Der jüdische Jesus und das Christentum. Abraham Geigers Herausforderung an die christliche Theologie. Aus dem Amerik. übers. von Ch. Wiese.

Verlag:

Berlin: Jüdische Verlagsanstalt Berlin 2001. 406 S. 8 = Sifria, 2. Kart. ¬ 49,90. ISBN 3-934658-04-0.

Rezensent:

Gerhard Bodendorfer

Vielen Leserinnen und Lesern ist Susannah Heschel als überaus engagierte und auch streitbare Autorin ein Begriff, die ihren Finger immer wieder auf die in unseren deutschsprachigen Landen mehr oder weniger latenten Antisemitismen legt, welche auch in der modernen Wissenschaft und Forschung nicht verschwunden sind. Sie weist dabei auf die Mechanismen der Ab- und Ausgrenzung hin, denen Juden ausgesetzt waren (und mitunter noch sind). In dem vorliegenden Buch stellt sie sich nun einem in vielfacher Hinsicht faszinierenden Thema. Mit Abraham Geiger porträtiert sie auf überaus einfühlsame Weise eine Persönlichkeit des deutschen liberalen Judentums, die breiten Kreisen leider noch immer viel zu unbekannt ist. In der Beschreibung des Umgangs der christlichen Theologie mit dem Judentum Jesu zeigt sie die Hermeneutik der Abgrenzung und Diffamierung auf, der Geiger eine aufregende "Gegengeschichte" entgegensetzt. Nicht zuletzt findet ein großer Teil der protestantischen Exegese des 19. Jh.s und des beginnenden 20. Jh.s eine umfassende Beschreibung.

H. setzt mit einem hermeneutischen Kapitel ein, das sie "die Umkehrung des Blicks" nennt. Dabei greift sie auf den eben erwähnten Begriff der "Gegengeschichte" zurück, der besonders von Amos Funkenstein und David Biale herausgearbeitet wurde. Darunter versteht man eine Polemik, bei der jemand die Quellen des Gegners ausnutzt und "gegen den Strich bürstet". Das Christentum hat Jahrhunderte lang die jüdischen Quellen verwendet und als Vorwegnahme des kommenden Christusgeschehens gedeutet, wobei es das Judentum selbst seiner positiven Identität beraubte. H. zeigt, dass Abraham Geiger nun eine "Gegengeschichte der christlichen Gegengeschichte" (44) schrieb, in dem er die Verbindung zwischen Jesus und dem Christentum durchtrennte. Jesus wird ganz und gar zum Verkünder des klassisch-pharisäischen Judentums, während das Christentum eine dogmatische Religion sei, die Jesu Lehren verkehrt habe. Geiger machte das Judentum zum Subjekt, das seinen Blick nun auf das Christentum richtete, und kehrte damit die herkömmliche Betrachtungsweise um. Zugleich hob Geiger mit seiner Gegengeschichte auch das Reformjudentum von der Orthodoxie ab, indem er ersteres auf das authentische Judentum des Anfangs zurückführt. Dieses sei im talmudischen Judentum - als Reaktion auf christlichen Druck und Intoleranz - engstirnig und streng geworden. H. zeigt an der Person Geigers auf, dass die liberale Bewegung keineswegs einfach eine Assimilation an eine deutsch-protestantische Gesellschaft vollzog, sondern eine eigenständige jüdische Identität definierte.

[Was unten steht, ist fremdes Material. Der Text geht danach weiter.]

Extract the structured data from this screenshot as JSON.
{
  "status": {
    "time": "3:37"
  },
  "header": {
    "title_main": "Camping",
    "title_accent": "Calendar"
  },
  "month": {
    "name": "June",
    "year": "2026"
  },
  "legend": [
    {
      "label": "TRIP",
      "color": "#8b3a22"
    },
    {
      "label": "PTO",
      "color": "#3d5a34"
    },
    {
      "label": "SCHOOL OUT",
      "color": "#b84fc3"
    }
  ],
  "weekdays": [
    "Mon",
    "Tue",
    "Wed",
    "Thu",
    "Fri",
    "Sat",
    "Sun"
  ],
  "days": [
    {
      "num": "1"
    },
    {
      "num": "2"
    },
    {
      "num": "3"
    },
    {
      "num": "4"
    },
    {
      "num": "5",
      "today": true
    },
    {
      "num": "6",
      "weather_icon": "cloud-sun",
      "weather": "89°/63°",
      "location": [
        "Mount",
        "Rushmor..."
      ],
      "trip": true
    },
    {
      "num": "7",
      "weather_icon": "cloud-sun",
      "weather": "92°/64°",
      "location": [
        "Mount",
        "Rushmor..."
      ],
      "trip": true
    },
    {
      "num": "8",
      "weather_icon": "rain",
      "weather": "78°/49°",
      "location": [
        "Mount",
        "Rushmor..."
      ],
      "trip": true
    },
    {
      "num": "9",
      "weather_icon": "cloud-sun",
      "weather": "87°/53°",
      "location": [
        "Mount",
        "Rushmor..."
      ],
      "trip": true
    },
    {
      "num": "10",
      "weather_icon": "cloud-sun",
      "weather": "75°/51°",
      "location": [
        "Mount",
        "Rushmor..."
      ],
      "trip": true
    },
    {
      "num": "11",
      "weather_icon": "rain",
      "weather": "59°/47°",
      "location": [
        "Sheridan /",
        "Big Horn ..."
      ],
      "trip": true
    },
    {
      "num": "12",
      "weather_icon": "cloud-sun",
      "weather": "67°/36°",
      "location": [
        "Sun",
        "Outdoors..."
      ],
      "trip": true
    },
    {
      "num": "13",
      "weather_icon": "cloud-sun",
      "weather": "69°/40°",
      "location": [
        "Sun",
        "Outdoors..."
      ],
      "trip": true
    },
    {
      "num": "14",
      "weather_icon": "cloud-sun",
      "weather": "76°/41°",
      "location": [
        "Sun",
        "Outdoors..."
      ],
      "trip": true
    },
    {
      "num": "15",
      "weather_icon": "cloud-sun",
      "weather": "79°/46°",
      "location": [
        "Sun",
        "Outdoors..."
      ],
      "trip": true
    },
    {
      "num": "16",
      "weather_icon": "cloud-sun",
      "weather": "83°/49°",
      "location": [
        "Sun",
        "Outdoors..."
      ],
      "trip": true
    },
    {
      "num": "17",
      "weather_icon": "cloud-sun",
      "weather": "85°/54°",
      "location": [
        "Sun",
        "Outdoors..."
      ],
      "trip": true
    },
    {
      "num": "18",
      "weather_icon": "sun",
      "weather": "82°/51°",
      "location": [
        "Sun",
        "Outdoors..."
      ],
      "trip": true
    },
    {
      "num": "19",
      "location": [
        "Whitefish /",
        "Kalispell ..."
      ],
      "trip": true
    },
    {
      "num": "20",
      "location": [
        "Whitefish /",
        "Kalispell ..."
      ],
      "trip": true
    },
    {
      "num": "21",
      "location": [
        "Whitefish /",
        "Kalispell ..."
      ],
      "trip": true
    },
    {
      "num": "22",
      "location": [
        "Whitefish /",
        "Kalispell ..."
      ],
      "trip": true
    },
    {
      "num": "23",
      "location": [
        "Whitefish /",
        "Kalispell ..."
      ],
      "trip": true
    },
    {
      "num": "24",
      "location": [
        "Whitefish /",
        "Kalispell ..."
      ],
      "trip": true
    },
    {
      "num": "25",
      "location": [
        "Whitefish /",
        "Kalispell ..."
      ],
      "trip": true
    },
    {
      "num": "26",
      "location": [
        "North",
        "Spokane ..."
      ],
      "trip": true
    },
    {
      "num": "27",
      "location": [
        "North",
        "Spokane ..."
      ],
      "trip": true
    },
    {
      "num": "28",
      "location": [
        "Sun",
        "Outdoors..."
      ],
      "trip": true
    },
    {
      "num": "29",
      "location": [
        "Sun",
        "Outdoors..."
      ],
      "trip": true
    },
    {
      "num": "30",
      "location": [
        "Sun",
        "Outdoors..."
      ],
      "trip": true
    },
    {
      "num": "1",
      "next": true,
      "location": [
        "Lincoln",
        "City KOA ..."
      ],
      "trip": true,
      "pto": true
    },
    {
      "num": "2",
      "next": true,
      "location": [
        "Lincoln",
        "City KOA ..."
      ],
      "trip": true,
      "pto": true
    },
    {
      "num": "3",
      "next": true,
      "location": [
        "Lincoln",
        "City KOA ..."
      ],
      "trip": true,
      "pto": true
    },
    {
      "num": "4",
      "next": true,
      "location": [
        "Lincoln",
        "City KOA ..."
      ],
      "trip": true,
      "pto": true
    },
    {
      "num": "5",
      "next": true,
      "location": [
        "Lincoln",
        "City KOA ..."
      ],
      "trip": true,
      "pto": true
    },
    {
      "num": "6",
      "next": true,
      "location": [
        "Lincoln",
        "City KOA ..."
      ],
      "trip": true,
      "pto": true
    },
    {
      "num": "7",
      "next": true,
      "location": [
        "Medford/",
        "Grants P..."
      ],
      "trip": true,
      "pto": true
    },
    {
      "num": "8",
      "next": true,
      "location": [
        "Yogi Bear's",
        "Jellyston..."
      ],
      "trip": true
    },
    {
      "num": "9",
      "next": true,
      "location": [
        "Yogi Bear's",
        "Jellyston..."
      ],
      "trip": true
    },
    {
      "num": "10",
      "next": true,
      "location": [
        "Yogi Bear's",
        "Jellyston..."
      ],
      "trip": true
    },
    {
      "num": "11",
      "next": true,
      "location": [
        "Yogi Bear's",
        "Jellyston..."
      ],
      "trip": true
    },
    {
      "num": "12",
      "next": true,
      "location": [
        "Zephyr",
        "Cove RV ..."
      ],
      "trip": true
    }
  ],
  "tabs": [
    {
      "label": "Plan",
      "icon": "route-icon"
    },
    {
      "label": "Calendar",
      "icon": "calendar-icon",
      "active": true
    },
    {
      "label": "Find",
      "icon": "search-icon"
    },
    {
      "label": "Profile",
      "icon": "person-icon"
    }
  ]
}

Im zweiten Kapitel widmet sich H. der Biographie des Theologen, Historikers, Orientalisten und Philologen Abraham Geiger (1810-1874) und zeigt ihn als facettenreiche Persönlichkeit voller Selbstvertrauen, Optimismus und wachem, energischem Geist, mit höchsten intellektuellen Fähigkeiten, der auch private und berufliche Rückschläge überstehen konnte.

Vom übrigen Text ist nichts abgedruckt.